MMPI testi Klinik alt testlere bakıldığında maskulenlik /feminenlik alt testi dışında diğer tüm alt testlerin ılımlı yükseldiği görülmüştür. Şizofreni alt testinin yüksek oluşu; belirsiz ve uzun süreli fiziksel yakınmaların olması, sosyal çevreden uzak olma, dışlanmış, yabancılaşmış, içe çekilmiş olma, diğerleri tarafından tuhaf ve garip olarak depresyon testinin yüksekliği ise hastada ciddi kendine güvensizlik ve yetersizlik duygusu ile işe yaramazlık düşüncesinin olabileceğini göstermektedir. Maskulen/ feminen alt testi görece düşük olan kişilerin, kendilerini aşırı erkeksi tanıttıkları, agresif ve abartılı davranış sergiledikleri bilinmektedir. Kişinin, tutum ve davranışlarındaki abartı, erkeklikleri konusundaki kuşkularını gizlemeye çalışıyor olabileceğini düşündürtmektedir.

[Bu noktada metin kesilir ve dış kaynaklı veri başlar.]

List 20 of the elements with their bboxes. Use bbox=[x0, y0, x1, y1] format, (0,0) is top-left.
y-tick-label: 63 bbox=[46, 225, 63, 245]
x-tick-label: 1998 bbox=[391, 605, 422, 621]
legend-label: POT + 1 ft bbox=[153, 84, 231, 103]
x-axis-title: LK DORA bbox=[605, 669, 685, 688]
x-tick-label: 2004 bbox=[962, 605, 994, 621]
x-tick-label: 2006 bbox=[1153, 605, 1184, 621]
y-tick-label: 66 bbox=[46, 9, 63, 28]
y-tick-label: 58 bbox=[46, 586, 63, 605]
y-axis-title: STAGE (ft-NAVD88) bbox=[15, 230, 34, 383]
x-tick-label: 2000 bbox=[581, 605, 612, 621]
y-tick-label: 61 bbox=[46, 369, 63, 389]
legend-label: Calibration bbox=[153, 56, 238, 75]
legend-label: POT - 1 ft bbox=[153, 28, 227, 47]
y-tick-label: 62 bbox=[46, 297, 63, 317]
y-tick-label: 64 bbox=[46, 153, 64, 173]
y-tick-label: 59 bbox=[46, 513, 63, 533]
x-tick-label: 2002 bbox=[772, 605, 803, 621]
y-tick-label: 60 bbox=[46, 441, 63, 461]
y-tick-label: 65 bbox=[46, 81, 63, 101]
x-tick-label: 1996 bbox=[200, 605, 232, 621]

TAT testinde hastanın aşırı direnç gösterdiği, çok az hikaye sunduğu, konudan konuya atladığı, istenileni vermediği, duygulanımının çok az olduğu gözlendi. Hastanın öyküsünde en belirgin göze çarpanın narsisizm, entellektüalizasyon ve somatizasyon olduğu tespit edildi.

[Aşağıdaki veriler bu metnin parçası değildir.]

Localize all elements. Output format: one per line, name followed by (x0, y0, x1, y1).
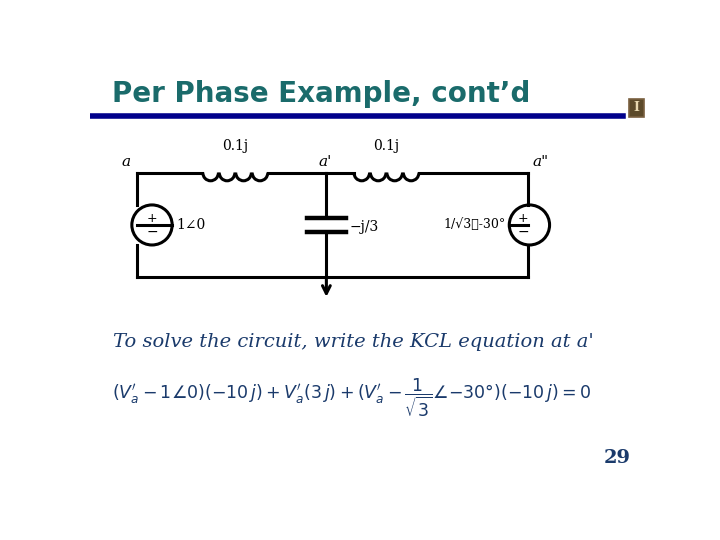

Cümle tamamlamada; sağlık ve hastalık ile ilgili takıntılar, ebeveynleri beğenmeme, baba ile çatışma, babadan nefret, anneden fiziksel şiddet, narsistik ifadeler, arkadaş yoksunluğu, cinsel sorunlar görüldü.
Bilimsel çalışmalar fibromiyalji hastalarının stresli dönemlerde sıkıntıları daha yoğun bir şekilde deneyimlediklerini ortaya koymaktadır. Özellikle çocukluk döneminde aileyle yaşanan çatışmalar, kendini ifade edememek, stresli ortamlara maruz kalmak, uzun vadede nöroendokrin sistemi etkileyerek ilerleyen yaşlarda da stresle baş etmeyi zorlaştırıyor. Yaşanan travmalar, sağlıklı stres yönetimi stratejileri geliştirme becerisini zayıflatıyor ve zamanla stres kaynakları ortadan kalksa bile, karşılaşılan yeni ve daha küçük stres kaynaklarıyla baş etmek zorlaşıyor.
Özellikle çocukluk döneminde bastırılmış duygularla veya baskıcı ebeveynlerle büyüyen, çeşitli çocukluk travmalarına sahip kişiler, psikoterapi ve benzeri yöntemlerle sorunun kaynağına inip travmalarını iyileştirebilir. Travma tedavisinde EMDR terapisi oldukça etkili olmaktadır.
Not: Bu yazıda Doç. Dr. Kurtuluş ÖNGEL Tepecik ve Uzm. Psikolog Merve Otçeken’in makalelerinden yararlanılmıştır.
Sağlıklı ağrısız günler geçirmeniz duasıyla Allah (c.c)’a emanet olunuz.